日馬富士を除く3横綱ら8人休場 八百長力士の大量解雇が要因と関係者が指摘

記事まとめ

  • 大相撲9月場所は日馬富士を除く3横綱と、碧山、佐田の海、高安、宇良、照ノ富士が休場
  • 故障者続出に、力士の体重増や、巡業の多さ、稽古量減少や四股不足などの理由分析も
  • 角界関係者は「最大の要因は2011年の騒動で、八百長力士が大量に解雇されたこと」とも

幕内8人が同時休場 大相撲の異常事態を招いた“最大要因”

幕内8人が同時休場 大相撲の異常事態を招いた“最大要因”

ひとり気を吐く横綱・日馬富士(C)日刊ゲンダイ

 看板力士が相次いで休場し、1番人気の若手までいなくなった。さて、次は誰がケガをするのか? そう言いたくもなる。

 初日から日馬富士(33)を除く3横綱に加え、碧山(31)、佐田の海(30)と5人が休場して迎えた大相撲9月場所。さらに2日目の取組で大関高安(27)と若手の成長株、宇良(25)まで負傷し、3日目から休場となった。5日目には、カド番大関の照ノ富士(25)が松鳳山(33)に寄り切られた際に古傷の左ヒザを負傷し、6日目からの休場が決まった。

 幕内8人の同時休場は05年7月場所以来。3横綱2大関がいないのは、1918(大正7)年夏場所以来で99年ぶりの異常事態だ。

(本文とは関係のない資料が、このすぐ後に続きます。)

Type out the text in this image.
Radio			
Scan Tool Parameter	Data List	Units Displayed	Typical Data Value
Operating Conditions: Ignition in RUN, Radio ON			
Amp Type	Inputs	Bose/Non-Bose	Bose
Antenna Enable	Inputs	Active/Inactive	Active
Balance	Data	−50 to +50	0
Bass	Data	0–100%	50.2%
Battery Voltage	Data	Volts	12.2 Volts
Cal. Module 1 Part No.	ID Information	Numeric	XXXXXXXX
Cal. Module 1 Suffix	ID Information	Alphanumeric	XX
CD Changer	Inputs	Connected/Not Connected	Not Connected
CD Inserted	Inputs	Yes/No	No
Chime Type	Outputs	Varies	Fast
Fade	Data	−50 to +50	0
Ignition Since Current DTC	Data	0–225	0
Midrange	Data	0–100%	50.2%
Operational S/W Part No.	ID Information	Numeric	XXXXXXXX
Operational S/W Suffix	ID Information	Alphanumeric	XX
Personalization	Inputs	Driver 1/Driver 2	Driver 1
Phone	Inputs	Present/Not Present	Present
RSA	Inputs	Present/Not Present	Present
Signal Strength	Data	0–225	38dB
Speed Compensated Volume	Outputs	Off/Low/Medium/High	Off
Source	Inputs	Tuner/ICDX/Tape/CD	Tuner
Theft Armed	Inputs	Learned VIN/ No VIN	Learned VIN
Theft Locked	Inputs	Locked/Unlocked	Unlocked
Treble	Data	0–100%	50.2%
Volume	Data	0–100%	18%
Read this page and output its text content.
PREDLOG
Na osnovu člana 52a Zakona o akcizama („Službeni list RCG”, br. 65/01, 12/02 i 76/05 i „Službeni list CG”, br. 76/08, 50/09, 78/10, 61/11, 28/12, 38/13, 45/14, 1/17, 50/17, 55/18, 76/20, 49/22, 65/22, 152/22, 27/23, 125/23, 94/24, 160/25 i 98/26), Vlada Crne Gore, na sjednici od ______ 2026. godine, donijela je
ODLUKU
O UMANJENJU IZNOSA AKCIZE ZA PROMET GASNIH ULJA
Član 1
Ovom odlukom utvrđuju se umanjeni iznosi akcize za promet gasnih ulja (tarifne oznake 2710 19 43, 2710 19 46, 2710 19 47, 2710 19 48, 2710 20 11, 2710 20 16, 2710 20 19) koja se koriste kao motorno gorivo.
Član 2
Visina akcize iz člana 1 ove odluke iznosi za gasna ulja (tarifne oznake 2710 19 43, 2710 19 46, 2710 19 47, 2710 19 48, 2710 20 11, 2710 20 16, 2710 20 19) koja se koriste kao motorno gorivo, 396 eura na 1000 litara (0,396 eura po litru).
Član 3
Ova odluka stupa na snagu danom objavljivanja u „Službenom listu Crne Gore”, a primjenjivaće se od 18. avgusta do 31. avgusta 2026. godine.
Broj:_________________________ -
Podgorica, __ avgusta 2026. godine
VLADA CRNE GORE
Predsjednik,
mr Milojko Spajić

 あまりの故障者続出に、「力士の体重増で下半身への負担が大きくなっている」という論調をはじめ、さまざまなメディアが「巡業が多すぎる」「昔に比べて稽古量が減った」「四股が足りない」と分析をしている。

 確かにそのいずれも影響しているだろう。横綱大鵬の全盛期だった67年は幕内の平均体重が121キロ。千代の富士が活躍した87年は147キロだった。それが現在は163.5キロと、大幅に増えている。

 巡業数や稽古不足なども故障者が続出する理由には違いないが、ある角界関係者は「最大の要因は11年の騒動で、八百長力士が大量に解雇されたことです」と言う。

「あれから本当に八百長がゼロになったかはともかく、激減したのは事実。最初から勝ち負けが決まっていれば、ケガをするような相撲にはなりませんからね。現在は体ばかりデカくなった力士たちが、ガチンコで土俵際の攻防を繰り広げている。無理な体勢で粘ったり、土俵下に転落して負傷するのも当然。巡業過多で足腰に疲労がたまっている上に、15日間の真剣勝負を年6場所もやるのだからなおさらです」

 大相撲における八百長の歴史は古く、1957(昭和32)年には国会でも問題視され、現役力士が参考人として招致されたこともある。当時は「コンニチハ相撲」という八百長の隠語も世間に知れ渡っていた。

 星の貸し借りなどの八百長相撲が消えたことでケガ人が急増とは、皮肉な話である。